Malatya 3. Ağır Ceza Mahkemesindeki duruşmada Atılgan, davanın tanığı ve sanığı İlker Çınar'ın huzurda verdiği ifadede, sık sık kendisinin Jandarma İstihbarat ve Terörle Mücadele (JİTEM) mensubu olduğunu beyan ettiğini söyledi.

İstanbul Emniyet Müdürlüğü görevlilerince tutulan tespit tutanaklarında JİTEM'in 1986-1990 yılları arasında çalıştığının belirtildiğini savunan Atılgan, "Tespit tutanağındaki yazışmalara bakıldığında, JİTEM'in deneme mahiyetinde 1986 yılında kurulduğu, 29 Mayıs 1990 tarihine kadar faaliyetlerine devam ettiği yazmaktadır" dedi.

Jandarma Astsubay Meslek Yüksek Okulundan 30 Ağustos 1990'da mezun olduğunu ve atamasının Tunceli İl Jandarma Komutanlığına yapıldığını belirten Atılgan, "Henüz Jandarma Astsubay Meslek Yüksekokulundan yeni mezun olan ve Tunceli İl Jandarma Komutanlığı emrinde göreve başlayacak olan benim, sözde JİTEM'ci olmam hayatın olağan akışına terstir" ifadesini kullandı.

Atılgan, Bilgi Edinme Hakkı Kanunu kapsamında avukatı aracılığıyla "JİTEM diye bir oluşumun bulunup bulunmadığı, varsa ne zaman kurulduğu, hiyerarşik açıdan nereye bağlı olduğu, görevinin ne olduğu, hala faal olup olmadığı, şahsının bu oluşumla ilişkisinin olup olmadığı ve Jandarma Genel Komutanlığına bağlı herhangi bir birimin Özel Kuvvetler Komutanlığının devamlı emrine verilip verilmediğini" Jandarma Genel Komutanlığına sorduğunu söyledi.

Atılgan, 30 Ocak 2013'te gelen cevabi yazıya dikkat çekerek, "JİTEM'in 1988-1990 tarihleri arasında geçici kadroyla Diyarbakır Jandarma Asayiş Komutanlığı emrinde faaliyet gösteren bir birimi ifade ettiği, görevinin bölücü terörle mücadelede etkin istihbarat sağlanması olduğu, hala Jandarma Genel Komutanlığı bünyesinde JİTEM isminde bir birimin bulunmadığı yazıyordu.
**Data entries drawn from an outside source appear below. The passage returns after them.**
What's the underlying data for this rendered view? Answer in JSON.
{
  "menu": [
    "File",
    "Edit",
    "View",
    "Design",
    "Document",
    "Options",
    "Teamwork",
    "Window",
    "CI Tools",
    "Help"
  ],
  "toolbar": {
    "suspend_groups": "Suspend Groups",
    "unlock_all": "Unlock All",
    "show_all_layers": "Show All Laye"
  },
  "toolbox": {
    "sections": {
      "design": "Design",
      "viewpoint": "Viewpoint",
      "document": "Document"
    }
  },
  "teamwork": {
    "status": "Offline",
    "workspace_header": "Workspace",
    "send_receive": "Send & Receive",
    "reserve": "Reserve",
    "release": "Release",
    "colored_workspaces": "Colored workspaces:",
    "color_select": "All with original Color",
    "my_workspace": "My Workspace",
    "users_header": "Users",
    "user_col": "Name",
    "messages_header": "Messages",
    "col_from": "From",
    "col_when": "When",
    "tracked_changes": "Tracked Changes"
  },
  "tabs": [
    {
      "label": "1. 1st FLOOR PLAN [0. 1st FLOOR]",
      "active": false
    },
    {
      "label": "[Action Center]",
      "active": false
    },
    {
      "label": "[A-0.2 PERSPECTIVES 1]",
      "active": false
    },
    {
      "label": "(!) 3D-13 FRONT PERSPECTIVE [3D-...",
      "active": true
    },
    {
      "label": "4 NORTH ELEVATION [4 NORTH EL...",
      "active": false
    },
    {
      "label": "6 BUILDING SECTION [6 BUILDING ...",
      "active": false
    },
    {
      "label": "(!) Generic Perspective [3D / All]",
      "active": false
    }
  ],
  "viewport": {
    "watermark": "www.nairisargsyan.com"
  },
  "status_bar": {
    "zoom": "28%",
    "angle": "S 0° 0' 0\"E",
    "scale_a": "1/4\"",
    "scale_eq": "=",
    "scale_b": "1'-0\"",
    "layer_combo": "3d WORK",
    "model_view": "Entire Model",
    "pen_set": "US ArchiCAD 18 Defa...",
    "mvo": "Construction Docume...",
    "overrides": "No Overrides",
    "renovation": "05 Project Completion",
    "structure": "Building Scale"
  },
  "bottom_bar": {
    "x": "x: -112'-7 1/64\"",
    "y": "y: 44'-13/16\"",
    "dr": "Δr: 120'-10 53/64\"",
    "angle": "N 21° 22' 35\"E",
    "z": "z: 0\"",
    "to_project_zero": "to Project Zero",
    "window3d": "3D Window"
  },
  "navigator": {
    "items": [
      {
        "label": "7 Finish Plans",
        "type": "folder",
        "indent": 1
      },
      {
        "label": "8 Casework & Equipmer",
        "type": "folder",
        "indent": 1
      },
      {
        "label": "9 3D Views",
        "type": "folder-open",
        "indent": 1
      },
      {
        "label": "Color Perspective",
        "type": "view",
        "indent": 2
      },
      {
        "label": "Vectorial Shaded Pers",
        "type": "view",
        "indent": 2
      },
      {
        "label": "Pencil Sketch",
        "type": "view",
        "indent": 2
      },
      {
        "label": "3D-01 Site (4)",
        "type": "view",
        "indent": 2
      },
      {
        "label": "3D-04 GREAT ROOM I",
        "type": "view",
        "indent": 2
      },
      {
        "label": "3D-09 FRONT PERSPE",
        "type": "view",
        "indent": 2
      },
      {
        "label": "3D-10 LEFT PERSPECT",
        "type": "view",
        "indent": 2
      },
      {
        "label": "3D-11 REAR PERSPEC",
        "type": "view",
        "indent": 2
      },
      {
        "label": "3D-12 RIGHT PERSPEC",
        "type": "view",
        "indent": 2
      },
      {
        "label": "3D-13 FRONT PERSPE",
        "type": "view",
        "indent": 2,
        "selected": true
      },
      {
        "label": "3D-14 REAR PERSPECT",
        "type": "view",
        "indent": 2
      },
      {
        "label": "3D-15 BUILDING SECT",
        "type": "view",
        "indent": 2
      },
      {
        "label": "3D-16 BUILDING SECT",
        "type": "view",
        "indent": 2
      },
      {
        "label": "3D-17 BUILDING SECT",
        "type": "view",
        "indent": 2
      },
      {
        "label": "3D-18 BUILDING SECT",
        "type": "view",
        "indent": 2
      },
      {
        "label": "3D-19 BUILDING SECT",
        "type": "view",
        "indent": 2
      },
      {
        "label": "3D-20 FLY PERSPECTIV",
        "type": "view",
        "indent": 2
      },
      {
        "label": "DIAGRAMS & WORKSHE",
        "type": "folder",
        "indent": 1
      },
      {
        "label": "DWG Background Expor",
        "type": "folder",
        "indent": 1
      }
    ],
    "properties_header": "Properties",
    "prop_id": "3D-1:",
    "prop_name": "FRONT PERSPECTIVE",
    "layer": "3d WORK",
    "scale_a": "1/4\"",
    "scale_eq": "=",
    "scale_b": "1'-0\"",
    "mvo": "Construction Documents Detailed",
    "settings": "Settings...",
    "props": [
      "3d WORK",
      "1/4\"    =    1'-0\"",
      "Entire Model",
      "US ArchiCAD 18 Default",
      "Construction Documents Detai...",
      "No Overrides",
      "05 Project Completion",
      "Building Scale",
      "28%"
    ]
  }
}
Yazıda, Abdullah Atılgan'ın Jandarma Genel Komutanlığı emrinde görev yapan astsubay statüsünde bir personel olduğu ve Jandarma Genel Komutanlığına bağlı herhangi bir birimin Özel Kuvvetler Komutanlığının emrine verildiğine dair herhangi bir bilgi ve belge bulunmadığı belirtiliyordu" diye konuştu.

Çınar'ın beyanına göre kendisinin "JİTEM'ci" veya "TUSHAD'cı" olduğunun ileri sürüldüğünü ifade eden Atılgan, bu iddiayı destekleyecek hiçbir somut delil bulunmadığını ve kesinlikle bunu kabul etmediğini söyledi.

2001 yılında Jandarma Okullar Komutanlığında istihbarat kursuna devam ettiğini anlatan Atılgan, kursun ardından istihbarat branşına seçildiğini, istihbarat birimlerinde çalışmaya başladığı 2001 yılında "JİTEM" diye bir birimin olmadığını savundu.

Atılgan, Çınar'ın 5 Şubat 2012'deki ifadesinde, ilişiği kesildikten sonra kadrosunun Kara Kuvvetleri Komutanlığından alınarak, Özel Kuvvetler Komutanlığı içerisinde TUSHAD'a bağlı Beyaz Kuvvetler Komutanlığına verildiğini, 1993 yılından sonraki bilgilerinin ve dosyasının Özel Kuvvetler Komutanlığında bulunan kozmik odada olduğunu, kendilerinin bağlı olduğu birimin tüm şahsi özlük bilgilerinin bu odada saklandığını ve 1993 sonrası bilgilere ancak Özel Kuvvetler Komutanlığına sorulması halinde ulaşılabileceğini söylediğini anımsattı.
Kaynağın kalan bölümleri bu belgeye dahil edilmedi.